In 2019, between its acquisition of most of the Fox empire including streaming service Hulu, the launch of Disney+, two Marvel releases, and two Star Wars releases, Disney was on top of the world of entertainment. The Disney Company reported even more revenue from its parks—more than $26 billion in fiscal 2019.

Now, in August 2020, the Disney Company has reported that the second fiscal quarter this year, which just ended June 27, has been the worst quarter in its recent history. In fact, Q2 2020 marks its first quarterly loss since 2001, when Disney’s biggest theatrical release was Monsters, Inc., and a tree collapsed in Disneyland, causing 29 injuries, the most guest injuries in the history of the park.

Across the company, Disney lost nearly $5 billion in April, May, and June of 2020. Most of its theme parks were closed, cutting off the company’s largest revenue stream while still incurring expenses. Smaller streams such as Disney-owned live theatre companies and sports venues dried up entirely. Nearly all cinemas in the world have been closed, causing Disney to delay the release of expensive blockbusters such as Mulan and Black Widow. The company is also still paying off the Fox acquisition, which cost a total of $71.3 billion.
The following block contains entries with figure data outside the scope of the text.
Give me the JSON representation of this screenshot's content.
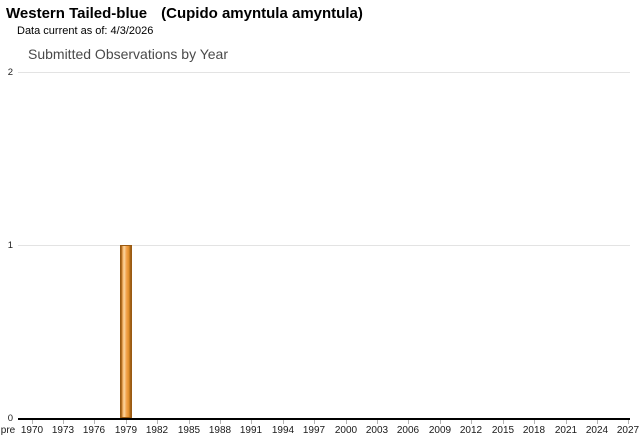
{
  "header": {
    "common_name": "Western Tailed-blue",
    "scientific_name": "(Cupido amyntula amyntula)",
    "data_current": "Data current as of: 4/3/2026"
  },
  "chart_data": {
    "type": "bar",
    "title": "Submitted Observations by Year",
    "xlabel": "",
    "ylabel": "",
    "ylim": [
      0,
      2
    ],
    "y_ticks": [
      0,
      1,
      2
    ],
    "x_tick_labels": [
      "pre",
      "1970",
      "1973",
      "1976",
      "1979",
      "1982",
      "1985",
      "1988",
      "1991",
      "1994",
      "1997",
      "2000",
      "2003",
      "2006",
      "2009",
      "2012",
      "2015",
      "2018",
      "2021",
      "2024",
      "2027"
    ],
    "x_range_years": [
      1970,
      2027
    ],
    "grid": "horizontal",
    "legend": "none",
    "bars": [
      {
        "year": 1979,
        "value": 1
      }
    ],
    "colors": {
      "bar_fill": "#f0a24b",
      "bar_border": "#9a5a12",
      "gridline": "#e3e3e3",
      "axis": "#000000"
    }
  }
}
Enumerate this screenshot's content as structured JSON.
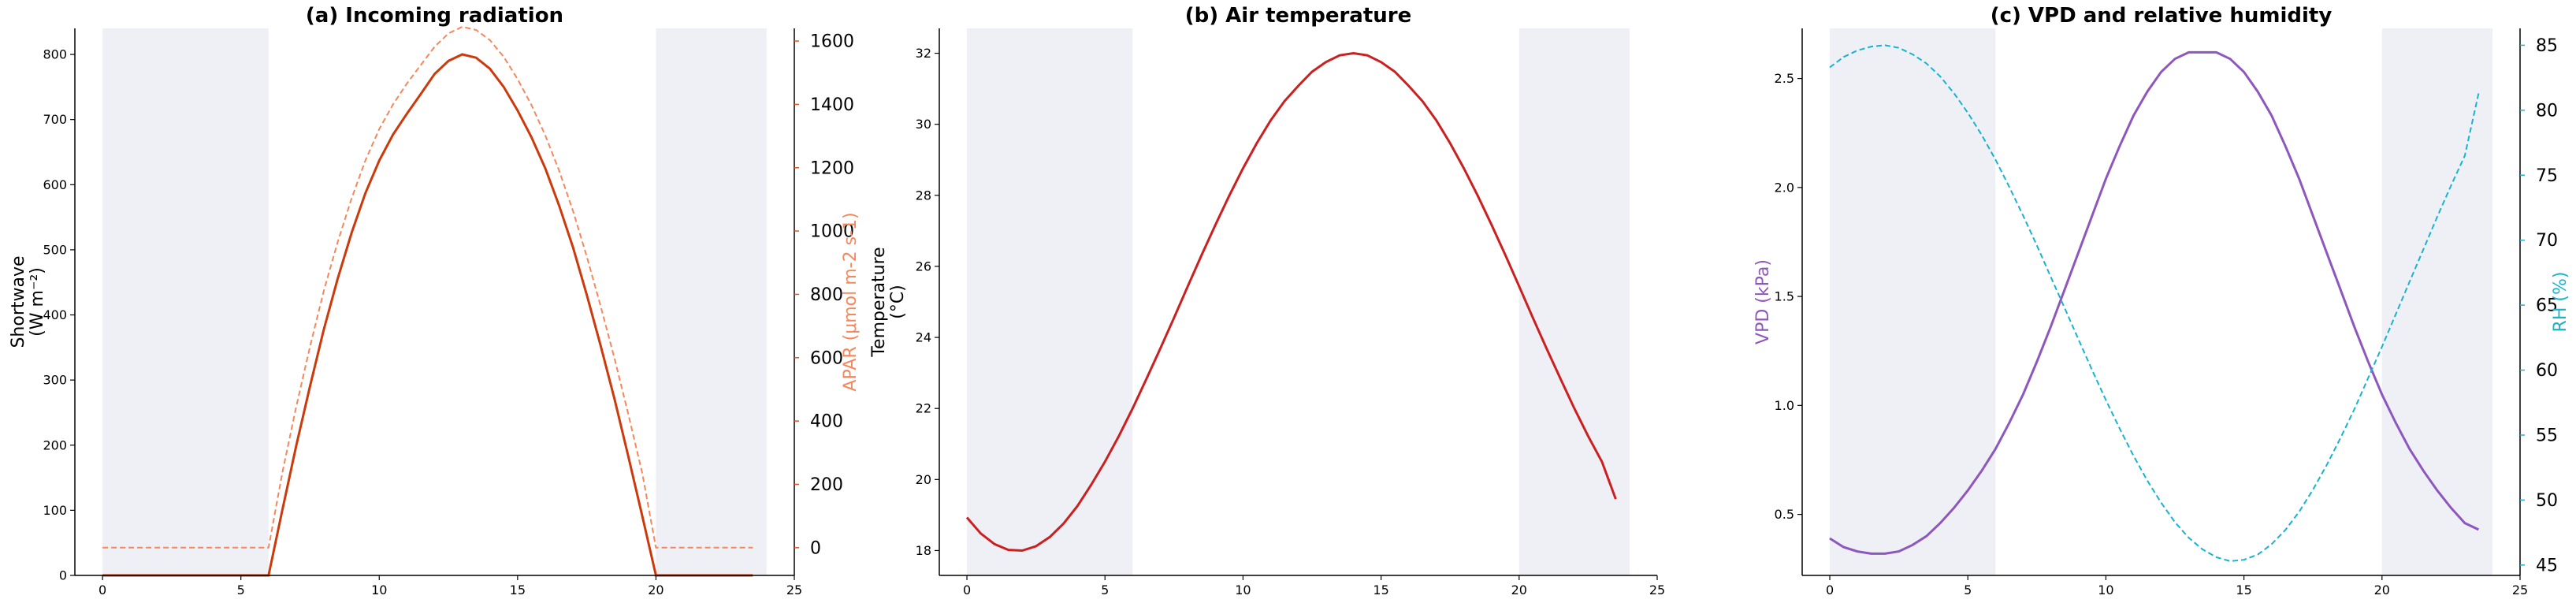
{
  "colors": {
    "night_shade": "#eef0f6",
    "shortwave": "#cc3a0b",
    "apar": "#f4885c",
    "apar_axis": "#e8501c",
    "temperature": "#cc1f1f",
    "vpd": "#8e57bd",
    "rh": "#17b3cf"
  },
  "chart_data": [
    {
      "type": "line",
      "title": "(a) Incoming radiation",
      "xlabel": "",
      "ylabel": "Shortwave\n(W m⁻²)",
      "y2label": "APAR (μmol m-2 s-1)",
      "xlim": [
        -1,
        25
      ],
      "ylim": [
        0,
        840
      ],
      "y2lim": [
        -87.6,
        1640
      ],
      "x_ticks": [
        0,
        5,
        10,
        15,
        20,
        25
      ],
      "y_ticks": [
        0,
        100,
        200,
        300,
        400,
        500,
        600,
        700,
        800
      ],
      "y2_ticks": [
        0,
        200,
        400,
        600,
        800,
        1000,
        1200,
        1400,
        1600
      ],
      "night_shading": [
        [
          0,
          6
        ],
        [
          20,
          24
        ]
      ],
      "series": [
        {
          "axis": "left",
          "style": "solid",
          "color_key": "shortwave",
          "x": [
            0,
            0.5,
            1,
            1.5,
            2,
            2.5,
            3,
            3.5,
            4,
            4.5,
            5,
            5.5,
            6,
            6.5,
            7,
            7.5,
            8,
            8.5,
            9,
            9.5,
            10,
            10.5,
            11,
            11.5,
            12,
            12.5,
            13,
            13.5,
            14,
            14.5,
            15,
            15.5,
            16,
            16.5,
            17,
            17.5,
            18,
            18.5,
            19,
            19.5,
            20,
            20.5,
            21,
            21.5,
            22,
            22.5,
            23,
            23.5
          ],
          "y": [
            0,
            0,
            0,
            0,
            0,
            0,
            0,
            0,
            0,
            0,
            0,
            0,
            0,
            101,
            199,
            291,
            378,
            456,
            526,
            587,
            637,
            677,
            709,
            739,
            770,
            790,
            800,
            795,
            778,
            750,
            714,
            673,
            625,
            568,
            504,
            431,
            353,
            271,
            183,
            92,
            0,
            0,
            0,
            0,
            0,
            0,
            0,
            0
          ]
        },
        {
          "axis": "right",
          "style": "dashed",
          "color_key": "apar",
          "x": [
            0,
            0.5,
            1,
            1.5,
            2,
            2.5,
            3,
            3.5,
            4,
            4.5,
            5,
            5.5,
            6,
            6.5,
            7,
            7.5,
            8,
            8.5,
            9,
            9.5,
            10,
            10.5,
            11,
            11.5,
            12,
            12.5,
            13,
            13.5,
            14,
            14.5,
            15,
            15.5,
            16,
            16.5,
            17,
            17.5,
            18,
            18.5,
            19,
            19.5,
            20,
            20.5,
            21,
            21.5,
            22,
            22.5,
            23,
            23.5
          ],
          "y": [
            0,
            0,
            0,
            0,
            0,
            0,
            0,
            0,
            0,
            0,
            0,
            0,
            0,
            238,
            445,
            636,
            812,
            966,
            1103,
            1223,
            1322,
            1400,
            1466,
            1524,
            1582,
            1624,
            1645,
            1635,
            1603,
            1550,
            1480,
            1398,
            1302,
            1191,
            1064,
            920,
            763,
            598,
            422,
            237,
            0,
            0,
            0,
            0,
            0,
            0,
            0,
            0
          ]
        }
      ]
    },
    {
      "type": "line",
      "title": "(b) Air temperature",
      "xlabel": "",
      "ylabel": "Temperature\n(°C)",
      "xlim": [
        -1,
        25
      ],
      "ylim": [
        17.3,
        32.7
      ],
      "x_ticks": [
        0,
        5,
        10,
        15,
        20,
        25
      ],
      "y_ticks": [
        18,
        20,
        22,
        24,
        26,
        28,
        30,
        32
      ],
      "night_shading": [
        [
          0,
          6
        ],
        [
          20,
          24
        ]
      ],
      "series": [
        {
          "axis": "left",
          "style": "solid",
          "color_key": "temperature",
          "x": [
            0,
            0.5,
            1,
            1.5,
            2,
            2.5,
            3,
            3.5,
            4,
            4.5,
            5,
            5.5,
            6,
            6.5,
            7,
            7.5,
            8,
            8.5,
            9,
            9.5,
            10,
            10.5,
            11,
            11.5,
            12,
            12.5,
            13,
            13.5,
            14,
            14.5,
            15,
            15.5,
            16,
            16.5,
            17,
            17.5,
            18,
            18.5,
            19,
            19.5,
            20,
            20.5,
            21,
            21.5,
            22,
            22.5,
            23,
            23.5
          ],
          "y": [
            18.93,
            18.48,
            18.18,
            18.02,
            18.0,
            18.12,
            18.38,
            18.76,
            19.25,
            19.85,
            20.5,
            21.22,
            22.0,
            22.83,
            23.68,
            24.55,
            25.44,
            26.32,
            27.17,
            27.99,
            28.76,
            29.47,
            30.11,
            30.65,
            31.08,
            31.48,
            31.75,
            31.94,
            32.0,
            31.94,
            31.75,
            31.48,
            31.08,
            30.65,
            30.11,
            29.47,
            28.76,
            27.99,
            27.17,
            26.32,
            25.44,
            24.55,
            23.68,
            22.83,
            22.0,
            21.22,
            20.5,
            19.45
          ]
        }
      ]
    },
    {
      "type": "line",
      "title": "(c) VPD and relative humidity",
      "xlabel": "",
      "ylabel": "VPD (kPa)",
      "y2label": "RH (%)",
      "xlim": [
        -1,
        25
      ],
      "ylim": [
        0.22,
        2.73
      ],
      "y2lim": [
        44.2,
        86.3
      ],
      "x_ticks": [
        0,
        5,
        10,
        15,
        20,
        25
      ],
      "y_ticks": [
        0.5,
        1.0,
        1.5,
        2.0,
        2.5
      ],
      "y2_ticks": [
        45,
        50,
        55,
        60,
        65,
        70,
        75,
        80,
        85
      ],
      "night_shading": [
        [
          0,
          6
        ],
        [
          20,
          24
        ]
      ],
      "series": [
        {
          "axis": "left",
          "style": "solid",
          "color_key": "vpd",
          "x": [
            0,
            0.5,
            1,
            1.5,
            2,
            2.5,
            3,
            3.5,
            4,
            4.5,
            5,
            5.5,
            6,
            6.5,
            7,
            7.5,
            8,
            8.5,
            9,
            9.5,
            10,
            10.5,
            11,
            11.5,
            12,
            12.5,
            13,
            13.5,
            14,
            14.5,
            15,
            15.5,
            16,
            16.5,
            17,
            17.5,
            18,
            18.5,
            19,
            19.5,
            20,
            20.5,
            21,
            21.5,
            22,
            22.5,
            23,
            23.5
          ],
          "y": [
            0.39,
            0.35,
            0.33,
            0.32,
            0.32,
            0.33,
            0.36,
            0.4,
            0.46,
            0.53,
            0.61,
            0.7,
            0.8,
            0.92,
            1.05,
            1.2,
            1.36,
            1.53,
            1.7,
            1.87,
            2.04,
            2.19,
            2.33,
            2.44,
            2.53,
            2.59,
            2.62,
            2.62,
            2.62,
            2.59,
            2.53,
            2.44,
            2.33,
            2.19,
            2.04,
            1.87,
            1.7,
            1.53,
            1.36,
            1.2,
            1.05,
            0.92,
            0.8,
            0.7,
            0.61,
            0.53,
            0.46,
            0.43
          ]
        },
        {
          "axis": "right",
          "style": "dashed",
          "color_key": "rh",
          "x": [
            0,
            0.5,
            1,
            1.5,
            2,
            2.5,
            3,
            3.5,
            4,
            4.5,
            5,
            5.5,
            6,
            6.5,
            7,
            7.5,
            8,
            8.5,
            9,
            9.5,
            10,
            10.5,
            11,
            11.5,
            12,
            12.5,
            13,
            13.5,
            14,
            14.5,
            15,
            15.5,
            16,
            16.5,
            17,
            17.5,
            18,
            18.5,
            19,
            19.5,
            20,
            20.5,
            21,
            21.5,
            22,
            22.5,
            23,
            23.5
          ],
          "y": [
            83.3,
            84.1,
            84.6,
            84.9,
            85.0,
            84.8,
            84.3,
            83.6,
            82.6,
            81.3,
            79.8,
            78.1,
            76.2,
            74.1,
            71.9,
            69.6,
            67.2,
            64.8,
            62.4,
            60.0,
            57.7,
            55.5,
            53.4,
            51.5,
            49.8,
            48.3,
            47.1,
            46.2,
            45.6,
            45.3,
            45.4,
            45.8,
            46.6,
            47.7,
            49.1,
            50.8,
            52.7,
            54.8,
            57.0,
            59.4,
            61.8,
            64.3,
            66.8,
            69.3,
            71.8,
            74.2,
            76.5,
            81.3
          ]
        }
      ]
    }
  ]
}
The only parts of the company currently seeing actual profit are the direct-to-consumer tracks, such as Disney+ and the other streaming services that the Disney Company either owns or controls, like Hulu, ESPN+, and Star India. During the COVID-19-related lockdowns, Disney+ surged to over 60 million subscribers. Just as a reference, it took Netflix eight years to grow that far. Bob Chapek, the company’s new CEO, has stated that streaming is currently the company’s overall top priority.

News of the quarterly loss was a blow to Disney’s stock price, but only two days after the announcement it had already begun to rally as buyers processed the news about the company’s streaming profits and redid their math.